Subió la escalera acompañada por su hermano. No le ofreció el brazo. No la tocó. Caminaba a su lado como un guardián silencioso.

—Si necesitas algo —dijo él al llegar al pasillo—, avisa.

—Gracias —respondió Vera.

Lucien la observó un segundo más de lo necesario.

—Has cambiado —dijo finalmente.

Vera lo miró con calma.

—Eso dicen.

Él no insistió.

Cuando la puerta se cerró detrás de ella, Vera se quedó inmóvil.

La habitación era enorme. Cama amplia, cortinas de lino, muebles elegantes. Todo olía a alguien más. A perfume caro. A rutina ajena.

Se acercó al ventanal y corrió apenas la cortina. Desde ahí se veía el jardín perfectamente cuidado. Todo estaba en orden. Demasiado.

Entonces vio el espejo.

No uno pequeño, discreto. Uno grande, de cuerpo entero, colocado frente al armario. Esperándola.

El corazón le dio un vuelco.

Se quedó quieta varios segundos antes de acercarse. Cuando lo hizo, fue despacio, como si temiera que el reflejo pudiera atacarla.

La mujer que la devolvió la mirada era hermosa.
No bonita. Hermosa.

Rasgos finos, simétricos. Piel clara. Ojos grandes, expresivos, con una profundidad que no había imaginado. Cabello oscuro cayendo en ondas suaves sobre los hombros. El parche en la frente era lo único que rompía la perfección… y aun así, no la despojaba de su impacto.

Vera se quedó observándose, sin respirar.

—Margaux… —susurró, probando el nombre.

No se reconoció. Pero tampoco se rechazó.

Había presencia. Seguridad natural. Belleza sin esfuerzo. El tipo de belleza que no necesita permiso para existir.

Por primera vez desde que despertó, comprendió algo con claridad: esa mujer podía estar junto a Sorien Valcourt sin desentonar.

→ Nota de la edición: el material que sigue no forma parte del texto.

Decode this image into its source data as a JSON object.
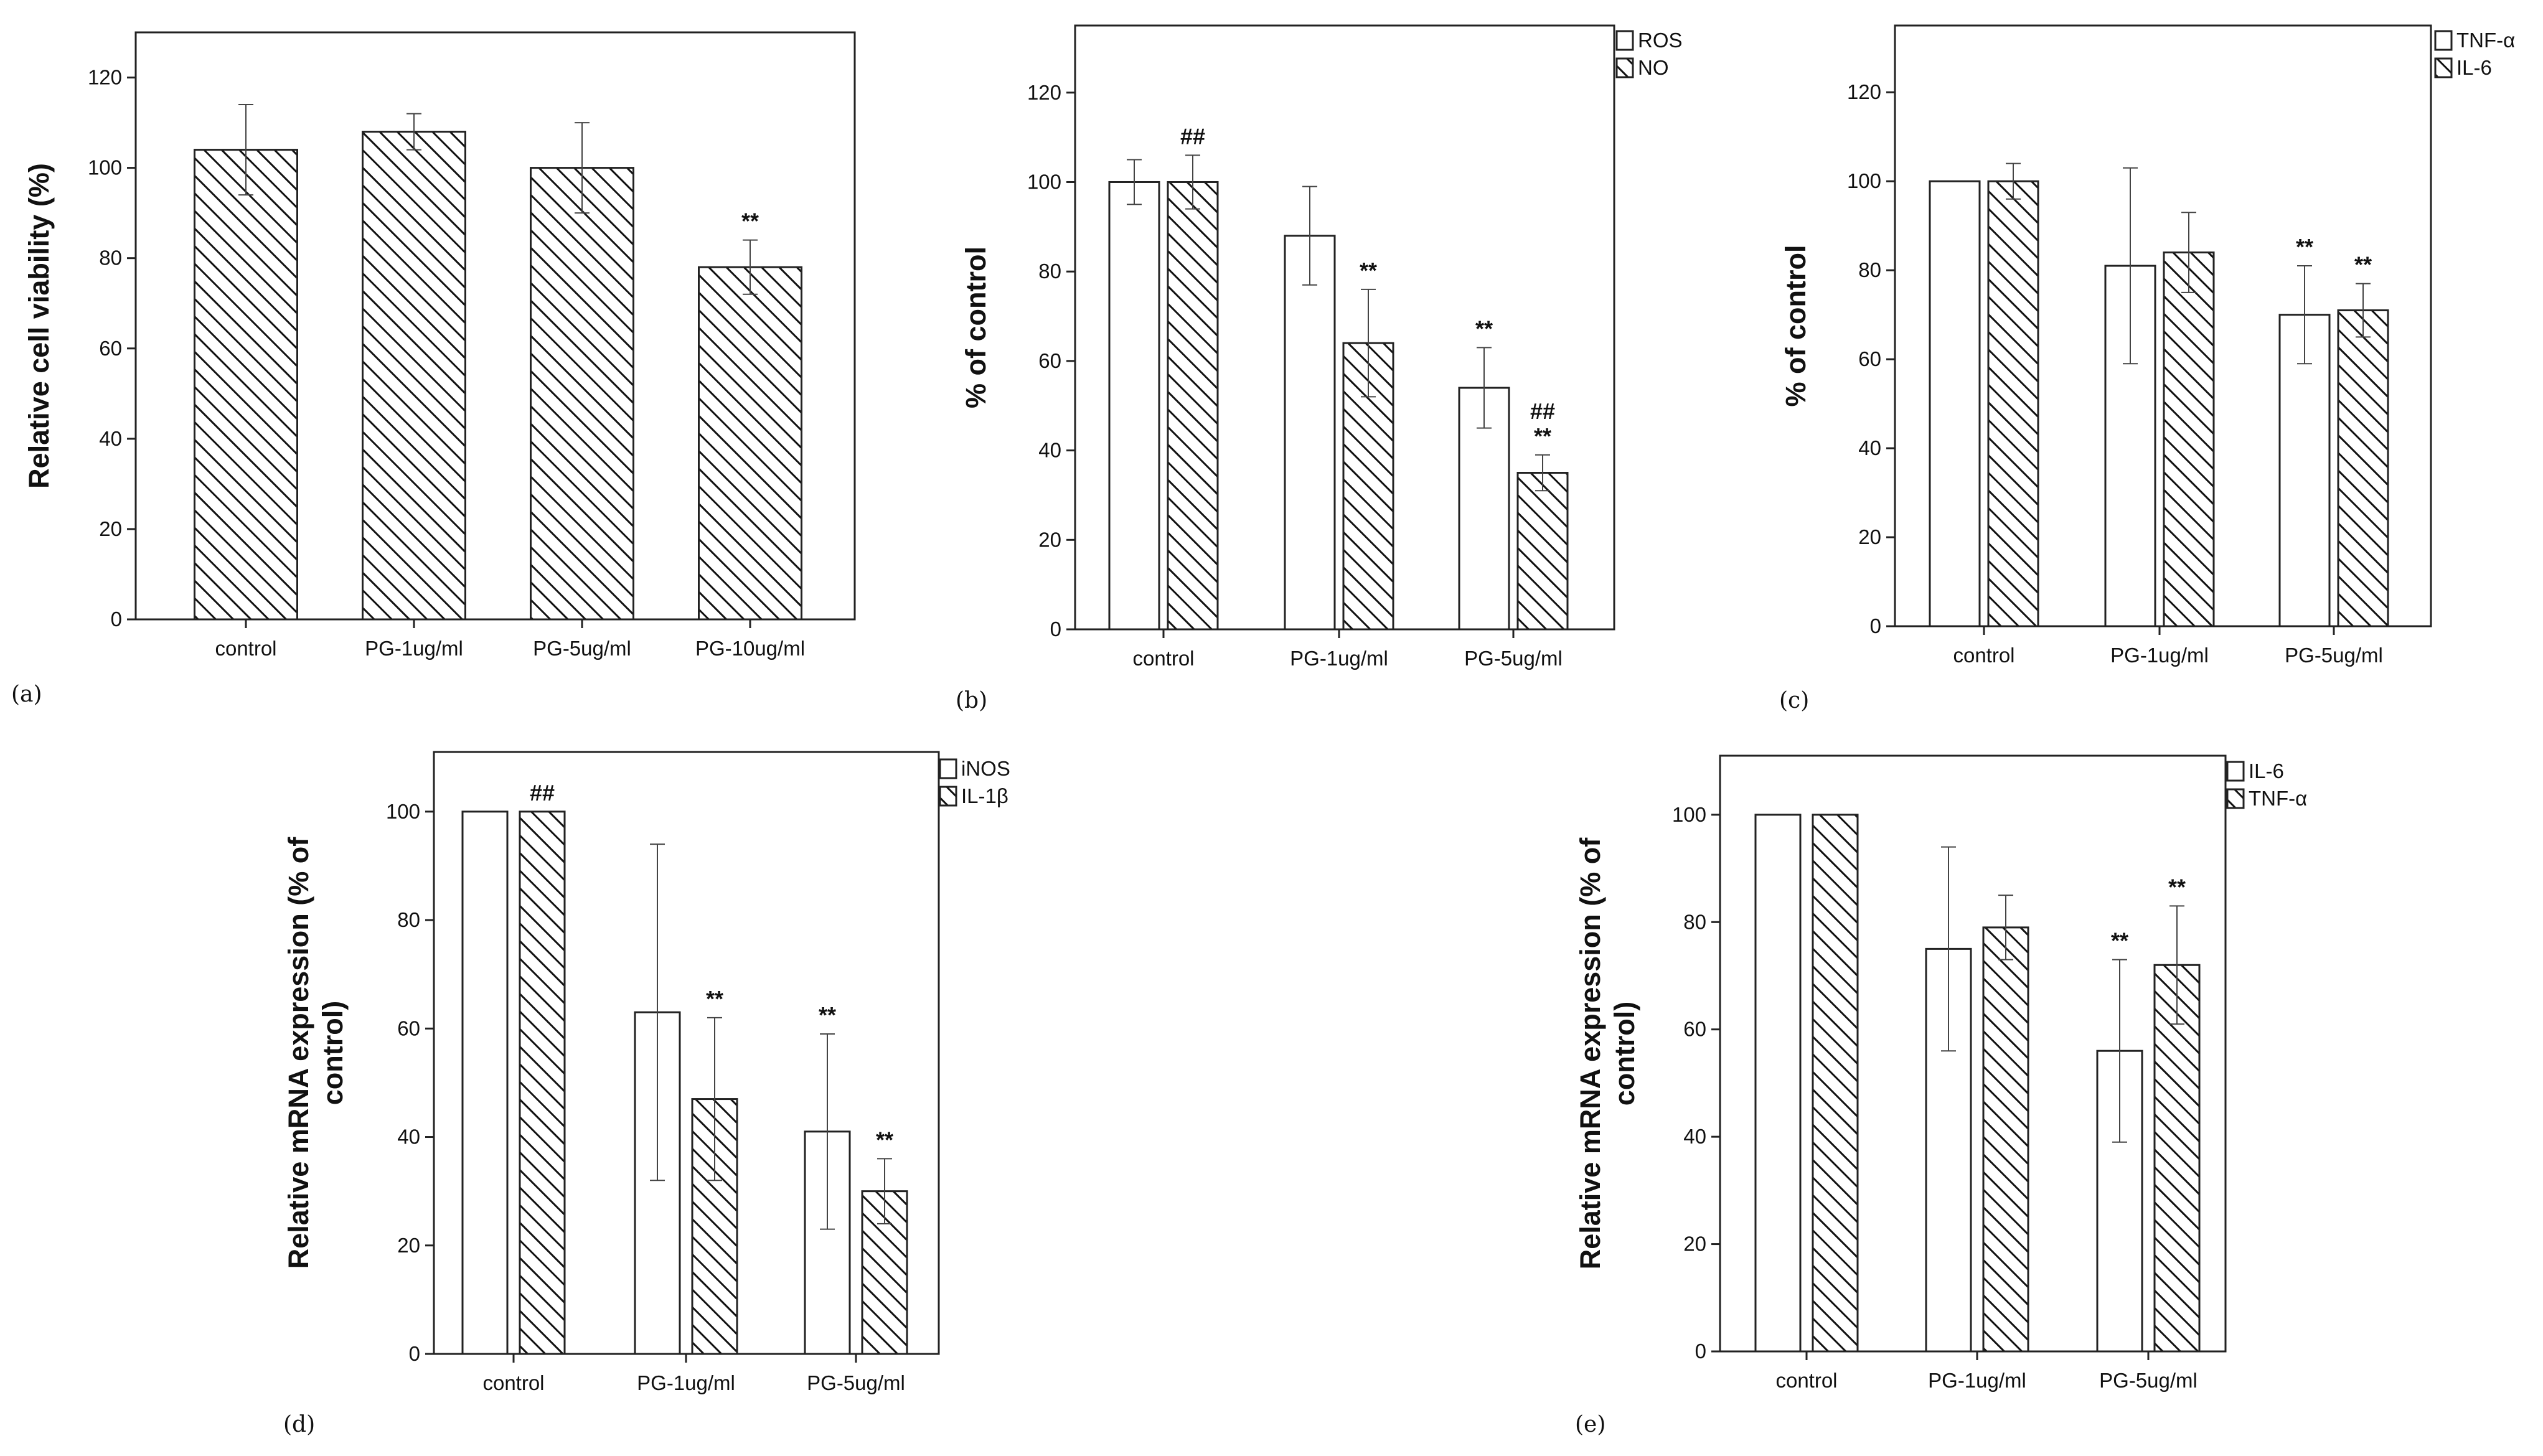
{
  "chart_data": [
    {
      "type": "bar",
      "panel_label": "(a)",
      "title": "",
      "xlabel": "",
      "ylabel": "Relative cell viability (%)",
      "ylim": [
        0,
        130
      ],
      "yticks": [
        0,
        20,
        40,
        60,
        80,
        100,
        120
      ],
      "categories": [
        "control",
        "PG-1ug/ml",
        "PG-5ug/ml",
        "PG-10ug/ml"
      ],
      "legend_position": "none",
      "series": [
        {
          "name": "viability",
          "pattern": "hatched",
          "values": [
            104,
            108,
            100,
            78
          ],
          "errors": [
            10,
            4,
            10,
            6
          ],
          "annotations": [
            "",
            "",
            "",
            "**"
          ]
        }
      ]
    },
    {
      "type": "bar",
      "panel_label": "(b)",
      "title": "",
      "xlabel": "",
      "ylabel": "% of control",
      "ylim": [
        0,
        135
      ],
      "yticks": [
        0,
        20,
        40,
        60,
        80,
        100,
        120
      ],
      "categories": [
        "control",
        "PG-1ug/ml",
        "PG-5ug/ml"
      ],
      "legend_position": "top-right",
      "series": [
        {
          "name": "ROS",
          "pattern": "open",
          "values": [
            100,
            88,
            54
          ],
          "errors": [
            5,
            11,
            9
          ],
          "annotations": [
            "",
            "",
            "**"
          ]
        },
        {
          "name": "NO",
          "pattern": "hatched",
          "values": [
            100,
            64,
            35
          ],
          "errors": [
            6,
            12,
            4
          ],
          "annotations": [
            "##",
            "**",
            "##\n**"
          ]
        }
      ]
    },
    {
      "type": "bar",
      "panel_label": "(c)",
      "title": "",
      "xlabel": "",
      "ylabel": "% of control",
      "ylim": [
        0,
        135
      ],
      "yticks": [
        0,
        20,
        40,
        60,
        80,
        100,
        120
      ],
      "categories": [
        "control",
        "PG-1ug/ml",
        "PG-5ug/ml"
      ],
      "legend_position": "top-right",
      "series": [
        {
          "name": "TNF-α",
          "pattern": "open",
          "values": [
            100,
            81,
            70
          ],
          "errors": [
            0,
            22,
            11
          ],
          "annotations": [
            "",
            "",
            "**"
          ]
        },
        {
          "name": "IL-6",
          "pattern": "hatched",
          "values": [
            100,
            84,
            71
          ],
          "errors": [
            4,
            9,
            6
          ],
          "annotations": [
            "",
            "",
            "**"
          ]
        }
      ]
    },
    {
      "type": "bar",
      "panel_label": "(d)",
      "title": "",
      "xlabel": "",
      "ylabel": "Relative mRNA expression (% of control)",
      "ylabel_lines": [
        "Relative mRNA expression (% of",
        "control)"
      ],
      "ylim": [
        0,
        111
      ],
      "yticks": [
        0,
        20,
        40,
        60,
        80,
        100
      ],
      "categories": [
        "control",
        "PG-1ug/ml",
        "PG-5ug/ml"
      ],
      "legend_position": "top-right",
      "series": [
        {
          "name": "iNOS",
          "pattern": "open",
          "values": [
            100,
            63,
            41
          ],
          "errors": [
            0,
            31,
            18
          ],
          "annotations": [
            "",
            "",
            "**"
          ]
        },
        {
          "name": "IL-1β",
          "pattern": "hatched",
          "values": [
            100,
            47,
            30
          ],
          "errors": [
            0,
            15,
            6
          ],
          "annotations": [
            "##",
            "**",
            "**"
          ]
        }
      ]
    },
    {
      "type": "bar",
      "panel_label": "(e)",
      "title": "",
      "xlabel": "",
      "ylabel": "Relative mRNA expression (% of control)",
      "ylabel_lines": [
        "Relative mRNA expression (% of",
        "control)"
      ],
      "ylim": [
        0,
        111
      ],
      "yticks": [
        0,
        20,
        40,
        60,
        80,
        100
      ],
      "categories": [
        "control",
        "PG-1ug/ml",
        "PG-5ug/ml"
      ],
      "legend_position": "top-right",
      "series": [
        {
          "name": "IL-6",
          "pattern": "open",
          "values": [
            100,
            75,
            56
          ],
          "errors": [
            0,
            19,
            17
          ],
          "annotations": [
            "",
            "",
            "**"
          ]
        },
        {
          "name": "TNF-α",
          "pattern": "hatched",
          "values": [
            100,
            79,
            72
          ],
          "errors": [
            0,
            6,
            11
          ],
          "annotations": [
            "",
            "",
            "**"
          ]
        }
      ]
    }
  ]
}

No lo conocía, pero lo intuía.

Se apartó del espejo antes de quedarse demasiado tiempo. No quería pensar en lo que no entendía.

Se sentó en la cama y tomó el móvil del bolso. Lo desbloqueó con un gesto ya casi automático. Vio mensajes antiguos, conversaciones frías, intercambios breves. Nada emocional. Nada íntimo.

Buscó un nombre sin saber por qué.
Sorien Valcourt.

El contacto estaba ahí. Como debía estar.
No había mensajes recientes. Ninguna llamada perdida.

Vera frunció el ceño.
Está ocupado, pensó.
Tal vez no sabe que ya estoy en casa.
No le pareció extraño. Un compromiso no siempre era intensidad. A veces era rutina.
Y ella, sin saberlo, hizo lo que le nació.

Escribió.

No algo elaborado. No algo dramático.

Solo algo humano.

|| Hola. Ya estoy en casa.
El médico dice que no debo forzar recuerdos, pero… quería saber cómo estás.||

Envió el mensaje y dejó el teléfono a un lado, como si no quisiera parecer ansiosa ni ante sí misma.

Se levantó y caminó por la habitación, tocando objetos. Un cepillo. Un frasco de perfume. Joyas ordenadas con precisión. Margaux había sido una mujer cuidadosa. No caótica. No descuidada.

Entonces ¿por qué dicen que era libertina?, pensó.
No obtuvo respuesta.

Horas después, durante la cena, Sorien no apareció.
—Tiene trabajo —comentó la madre sin emoción—. Siempre lo ha tenido.